A: I have a varied professional background that includes education, software development, marketing internet technology, non-profit leadership, captioning, and audio description. Starting up a company that integrated those elements made sense, and there is a need for high-quality, cost-effective integrated media communications. There is a perception that such systems and services are expensive, accessible communications more so; Remotocom shows that such is not the case.
Q: Part of your new job description is to be a “champion for accessibility implementation within state government.” Do you see your background in integrated communications as something that can enhance your work at the State?

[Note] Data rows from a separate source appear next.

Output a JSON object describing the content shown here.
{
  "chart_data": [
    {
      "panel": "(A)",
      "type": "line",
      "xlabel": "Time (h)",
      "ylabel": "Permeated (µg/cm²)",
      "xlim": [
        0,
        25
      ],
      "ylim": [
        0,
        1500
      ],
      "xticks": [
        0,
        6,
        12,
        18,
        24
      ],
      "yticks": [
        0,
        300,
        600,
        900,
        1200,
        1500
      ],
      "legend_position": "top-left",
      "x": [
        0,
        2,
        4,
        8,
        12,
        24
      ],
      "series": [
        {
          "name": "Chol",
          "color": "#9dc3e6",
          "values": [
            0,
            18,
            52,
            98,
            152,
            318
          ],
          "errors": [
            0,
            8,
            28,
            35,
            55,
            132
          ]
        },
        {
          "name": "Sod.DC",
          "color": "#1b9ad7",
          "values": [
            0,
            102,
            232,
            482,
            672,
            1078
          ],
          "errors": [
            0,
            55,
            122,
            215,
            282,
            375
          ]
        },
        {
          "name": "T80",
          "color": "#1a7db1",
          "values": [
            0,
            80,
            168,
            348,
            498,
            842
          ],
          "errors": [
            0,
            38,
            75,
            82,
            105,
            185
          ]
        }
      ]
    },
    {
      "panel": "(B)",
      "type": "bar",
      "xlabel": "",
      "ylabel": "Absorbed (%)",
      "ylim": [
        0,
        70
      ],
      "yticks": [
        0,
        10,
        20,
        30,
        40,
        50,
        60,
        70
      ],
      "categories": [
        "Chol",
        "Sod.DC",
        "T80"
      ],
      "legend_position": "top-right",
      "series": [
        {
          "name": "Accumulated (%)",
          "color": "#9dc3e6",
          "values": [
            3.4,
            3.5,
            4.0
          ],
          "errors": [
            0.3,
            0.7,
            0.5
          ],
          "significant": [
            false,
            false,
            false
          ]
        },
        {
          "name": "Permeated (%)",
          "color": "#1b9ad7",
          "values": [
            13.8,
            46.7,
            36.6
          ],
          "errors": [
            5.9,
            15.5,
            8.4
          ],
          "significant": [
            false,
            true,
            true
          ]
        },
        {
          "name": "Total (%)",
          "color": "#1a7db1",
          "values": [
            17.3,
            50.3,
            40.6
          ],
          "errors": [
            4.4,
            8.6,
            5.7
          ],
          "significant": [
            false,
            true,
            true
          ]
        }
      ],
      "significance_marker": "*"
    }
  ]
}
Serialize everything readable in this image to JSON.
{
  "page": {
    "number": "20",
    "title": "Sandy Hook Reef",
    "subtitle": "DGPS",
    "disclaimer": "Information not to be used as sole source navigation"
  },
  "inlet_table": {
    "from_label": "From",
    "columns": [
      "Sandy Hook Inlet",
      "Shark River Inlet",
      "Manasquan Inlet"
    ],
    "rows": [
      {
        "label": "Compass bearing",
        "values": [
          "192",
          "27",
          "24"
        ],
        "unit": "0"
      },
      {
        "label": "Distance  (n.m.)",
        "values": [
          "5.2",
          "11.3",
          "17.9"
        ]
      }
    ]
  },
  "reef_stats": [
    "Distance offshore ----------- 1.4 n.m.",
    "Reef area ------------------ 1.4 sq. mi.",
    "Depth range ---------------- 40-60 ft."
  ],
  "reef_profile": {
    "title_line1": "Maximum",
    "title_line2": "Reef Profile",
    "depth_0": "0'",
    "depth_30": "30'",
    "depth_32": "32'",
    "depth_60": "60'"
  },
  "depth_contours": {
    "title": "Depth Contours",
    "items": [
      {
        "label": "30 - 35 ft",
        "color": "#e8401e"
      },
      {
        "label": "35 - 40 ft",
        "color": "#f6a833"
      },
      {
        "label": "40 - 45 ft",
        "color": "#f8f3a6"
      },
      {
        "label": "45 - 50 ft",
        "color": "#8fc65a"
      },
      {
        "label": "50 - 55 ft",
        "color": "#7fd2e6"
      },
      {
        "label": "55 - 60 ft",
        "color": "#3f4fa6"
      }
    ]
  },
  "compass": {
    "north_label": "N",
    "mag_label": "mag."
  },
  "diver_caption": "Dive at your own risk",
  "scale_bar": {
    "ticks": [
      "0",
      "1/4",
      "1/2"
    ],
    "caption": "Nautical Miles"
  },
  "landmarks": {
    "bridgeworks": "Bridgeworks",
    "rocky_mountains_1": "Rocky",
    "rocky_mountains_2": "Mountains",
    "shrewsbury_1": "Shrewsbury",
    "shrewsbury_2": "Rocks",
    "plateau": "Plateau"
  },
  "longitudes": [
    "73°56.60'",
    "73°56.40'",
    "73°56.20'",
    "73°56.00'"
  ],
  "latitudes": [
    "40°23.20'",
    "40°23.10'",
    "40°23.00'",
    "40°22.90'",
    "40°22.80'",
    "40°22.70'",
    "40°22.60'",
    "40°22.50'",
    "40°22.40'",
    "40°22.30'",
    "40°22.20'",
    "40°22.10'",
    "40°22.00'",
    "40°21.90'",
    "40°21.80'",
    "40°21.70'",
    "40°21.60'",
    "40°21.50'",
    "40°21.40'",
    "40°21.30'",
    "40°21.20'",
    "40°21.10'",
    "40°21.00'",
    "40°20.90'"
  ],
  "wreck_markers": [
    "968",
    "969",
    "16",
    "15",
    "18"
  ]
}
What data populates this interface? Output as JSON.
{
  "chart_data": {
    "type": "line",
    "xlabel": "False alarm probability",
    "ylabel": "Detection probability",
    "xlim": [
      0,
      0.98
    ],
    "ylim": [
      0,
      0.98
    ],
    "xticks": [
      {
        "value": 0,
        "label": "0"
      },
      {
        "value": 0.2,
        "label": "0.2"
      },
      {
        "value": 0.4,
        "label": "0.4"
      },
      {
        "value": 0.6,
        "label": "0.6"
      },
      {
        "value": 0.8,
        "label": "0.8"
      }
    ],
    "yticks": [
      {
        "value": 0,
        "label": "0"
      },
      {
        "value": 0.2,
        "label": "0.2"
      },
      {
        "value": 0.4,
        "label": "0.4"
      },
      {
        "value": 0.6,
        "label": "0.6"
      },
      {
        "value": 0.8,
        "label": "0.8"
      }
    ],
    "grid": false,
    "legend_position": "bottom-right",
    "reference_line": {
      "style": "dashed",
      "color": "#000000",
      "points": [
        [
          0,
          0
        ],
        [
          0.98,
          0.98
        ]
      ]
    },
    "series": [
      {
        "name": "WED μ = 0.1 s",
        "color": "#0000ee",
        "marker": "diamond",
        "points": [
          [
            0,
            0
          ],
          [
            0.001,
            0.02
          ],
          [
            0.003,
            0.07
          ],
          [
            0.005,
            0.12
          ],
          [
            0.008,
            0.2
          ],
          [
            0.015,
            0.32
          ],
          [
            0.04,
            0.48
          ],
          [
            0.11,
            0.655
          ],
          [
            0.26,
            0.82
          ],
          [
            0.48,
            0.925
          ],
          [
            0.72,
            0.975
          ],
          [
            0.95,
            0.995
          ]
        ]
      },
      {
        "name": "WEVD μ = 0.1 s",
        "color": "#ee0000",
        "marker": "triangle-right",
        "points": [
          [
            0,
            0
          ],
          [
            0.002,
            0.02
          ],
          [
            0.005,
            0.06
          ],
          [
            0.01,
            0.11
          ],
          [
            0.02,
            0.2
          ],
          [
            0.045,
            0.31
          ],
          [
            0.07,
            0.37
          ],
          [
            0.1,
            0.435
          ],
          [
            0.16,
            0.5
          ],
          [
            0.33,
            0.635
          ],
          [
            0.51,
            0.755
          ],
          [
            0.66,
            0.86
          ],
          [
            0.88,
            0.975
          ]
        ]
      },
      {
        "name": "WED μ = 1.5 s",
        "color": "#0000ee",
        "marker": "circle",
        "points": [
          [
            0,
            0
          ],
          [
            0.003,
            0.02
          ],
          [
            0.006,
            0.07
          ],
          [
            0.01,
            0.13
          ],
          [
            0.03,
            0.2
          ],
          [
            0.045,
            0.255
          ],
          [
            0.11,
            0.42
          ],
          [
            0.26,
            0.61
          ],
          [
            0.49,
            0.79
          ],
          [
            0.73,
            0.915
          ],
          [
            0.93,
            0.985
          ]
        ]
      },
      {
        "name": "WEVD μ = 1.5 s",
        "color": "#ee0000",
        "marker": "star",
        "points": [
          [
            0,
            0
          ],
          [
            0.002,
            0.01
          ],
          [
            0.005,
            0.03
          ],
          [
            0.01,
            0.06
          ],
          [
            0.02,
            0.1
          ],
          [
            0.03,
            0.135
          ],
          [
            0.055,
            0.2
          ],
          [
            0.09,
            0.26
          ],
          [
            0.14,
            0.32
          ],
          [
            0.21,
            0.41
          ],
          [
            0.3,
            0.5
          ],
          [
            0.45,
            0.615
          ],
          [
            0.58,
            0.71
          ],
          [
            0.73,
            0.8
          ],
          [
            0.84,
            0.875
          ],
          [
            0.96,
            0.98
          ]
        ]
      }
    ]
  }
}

A: In the past 30 years, I have had the opportunity to work within nearly every sector of the economy and with a wide range of clients, consumers, and colleagues. The resulting skills and experiences I have developed will all contribute toward my work here. For example, as Remotocom CEO, I designed our accessible on-demand webcast platform, hired the teams to build and then implement it, and persuaded potential users of its value. As board president of several non-profits, I have been actively involved in various policy efforts, such as the national Early Hearing Detection and Intervention (EHDI) program.
Q: What do you feel are some of the strengths of the accessibility efforts currently underway at the State of Minnesota?
A: OET’s Rena Rogers and the Advisory Committee for Technology Standards for Accessibility and Usability oversaw a number of initiatives with wide-ranging participation from vendors, consumers, and agency representatives. These teams were incredibly thoughtful and farsighted. They recognized that there was no quick fix or "add-on" solution to enable truly accessible websites, internet media, and other related technologies. Just like curb cuts for sidewalks and handrails for stairs, accessible technology and communications must be baked into the DNA of IT design and development. By starting at the procurement level, they laid the groundwork to get people to think of accessibility as part of standard operating procedure, rather than as another hoop to go through. People will adapt and change when it makes sense - how many people text messaged five years ago compared to today? Accessibility makes sense, and the framework is now there to show how to do it.
Q: What aspects of your new job are you most excited about?
A: I am looking forward to working with Minnesota state employees and citizens to show other states how accessible technology and communications is practical, useful, and affordable. I am also excited about leveraging Minnesota's active leadership in this field to encourage technology vendors and entrepreneurs to design and build accessible technology and services that we can purchase and use for the benefit of all.
Q: What areas of accessibility do you feel are some of the most misunderstood, and do you think you will be able to address them in your work at the State?
A: I think there is a misperception that accessibility benefits only a very small group of users. It is our nature to not truly understand the value of something until you need it. For example, I didn't really appreciate the universal value for curb cuts until I had to push my daughter on walks in a stroller. But if others hadn't invested in that curb cut before I came along, it wouldn't have been there for me.